A blood test that reads the broken fragments of DNA floating in plasma spotted cancer across dozens of types with high specificity in a large validation study. In asymptomatic volunteers, though, it caught only about half of tumors.

When a cell dies, it does not vanish cleanly. It spills its DNA into the bloodstream, chopped into short pieces by the machinery of cell death. Tumor cells die messily and often, and the fragments they leave behind are cut in slightly different ways than the ones shed by healthy tissue. That difference is faint. It is also, it turns out, readable.
A team led by researchers at Nanjing Geneseeq Technology, working with more than two dozen Chinese hospitals, built a blood test that listens for those signatures across many cancers at once. The idea behind such a test is simple to state and hard to deliver: draw one tube of blood, sequence the free-floating DNA in the plasma, and decide whether any of it looks like it came from a tumor. The study appeared in Nature Medicine in May 2025.
Most cancer blood tests hunt for mutations, the misspellings in tumor DNA. This one does that too, but it leans harder on what the field calls fragmentomics. Instead of only asking what the DNA says, it asks how it was cut: how long the pieces are, where the breaks fall, which spots at the ends of each fragment show up again and again. Healthy cells and cancer cells package and dismantle their genomes differently, so the debris carries a kind of fingerprint even when the actual sequence looks ordinary.

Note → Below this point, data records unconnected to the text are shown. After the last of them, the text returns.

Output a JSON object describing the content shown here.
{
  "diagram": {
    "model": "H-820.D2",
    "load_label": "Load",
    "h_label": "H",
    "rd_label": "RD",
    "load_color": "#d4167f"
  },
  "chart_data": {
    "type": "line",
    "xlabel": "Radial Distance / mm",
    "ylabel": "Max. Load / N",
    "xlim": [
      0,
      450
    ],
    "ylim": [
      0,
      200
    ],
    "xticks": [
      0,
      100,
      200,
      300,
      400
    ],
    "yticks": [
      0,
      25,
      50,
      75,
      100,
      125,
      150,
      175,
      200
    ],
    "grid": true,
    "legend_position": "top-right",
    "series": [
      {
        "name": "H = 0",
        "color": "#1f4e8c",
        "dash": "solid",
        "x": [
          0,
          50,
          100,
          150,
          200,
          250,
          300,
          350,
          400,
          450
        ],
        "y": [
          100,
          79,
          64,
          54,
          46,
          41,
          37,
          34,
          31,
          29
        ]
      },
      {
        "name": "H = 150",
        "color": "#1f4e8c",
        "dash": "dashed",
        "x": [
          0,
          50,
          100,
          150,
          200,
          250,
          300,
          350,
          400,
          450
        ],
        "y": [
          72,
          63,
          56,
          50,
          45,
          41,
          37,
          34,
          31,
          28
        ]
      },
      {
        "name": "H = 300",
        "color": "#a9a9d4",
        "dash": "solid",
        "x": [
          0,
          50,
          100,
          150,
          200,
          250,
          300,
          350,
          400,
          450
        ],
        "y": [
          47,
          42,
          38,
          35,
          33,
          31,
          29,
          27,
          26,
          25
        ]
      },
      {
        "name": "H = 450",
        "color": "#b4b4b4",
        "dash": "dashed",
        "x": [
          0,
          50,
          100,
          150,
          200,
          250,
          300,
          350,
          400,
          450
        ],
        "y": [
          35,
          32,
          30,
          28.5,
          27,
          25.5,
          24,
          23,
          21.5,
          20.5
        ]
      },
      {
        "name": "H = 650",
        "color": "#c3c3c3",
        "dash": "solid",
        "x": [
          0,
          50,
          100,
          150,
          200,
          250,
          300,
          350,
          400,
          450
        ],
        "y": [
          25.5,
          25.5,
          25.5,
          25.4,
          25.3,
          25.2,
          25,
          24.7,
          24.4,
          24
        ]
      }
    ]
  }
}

The researchers combined several of these fragment-based clues with genetic ones, all pulled from whole-genome sequencing of plasma. Then they trained the system to answer two questions. Is there cancer here at all? And if so, where in the body did it start? That second question matters. A positive result that cannot point to an organ leaves a patient facing a full-body search.
In an independent validation group of 677 people already diagnosed with cancer and 687 without, the test correctly flagged 87.4 percent of the cancers. It gave a clean all-clear to 97.8 percent of the people who did not have cancer, meaning false alarms were rare. When it did detect a tumor, it named the correct tissue of origin about 82 percent of the time.
Those are the headline figures, and they are good. But the more telling test came from a different group. The team also ran the assay on 3,724 people who felt fine and had walked in for routine screening, not because anyone suspected disease. There, the test caught 53.5 percent of the cancers that were eventually found. Specificity held up at 98.1 percent, so it still was not crying wolf. It simply missed close to half of the tumors present in people who had no symptoms.
That gap is not a flaw so much as a fact about the problem. Sick people who already have a diagnosis tend to carry more tumor DNA in their blood, which makes the signal louder and easier to catch. In someone with a small, early, symptomless cancer, there may be only a whisper of tumor DNA to find. The encouraging detail is that most of what the test did catch in the healthy group was early-stage disease, which is exactly where catching it early changes outcomes.
A screening test lives or dies by what happens after the result, and this study cannot yet tell us that. The asymptomatic arm is described as preliminary, and following those thousands of people over years is the only way to learn whether a positive result led to a cure that would otherwise have been missed, or to needless scans, biopsies, and worry. A test that finds cancers which never would have caused harm can do damage of its own.
There are narrower cautions too. The work was done in Chinese hospitals, so the cancer types and genetic backgrounds may not map onto other populations without fresh validation. Roughly half of tumors in symptomless people slipped through, which means a clean result cannot be treated as an all-clear. And the study reports how the test performed, not whether using it actually saves lives, which is a separate and much longer question.
Still, the direction is clear. For years the promise of a single blood draw that screens for many cancers has run ahead of the evidence. This is one of the larger, more carefully checked steps toward closing that gap, with honest numbers about where it works and where it does not. The next move is out of the laboratory and into long trials that watch real people over real time, to see whether reading the debris of dying cells changes what happens to the living.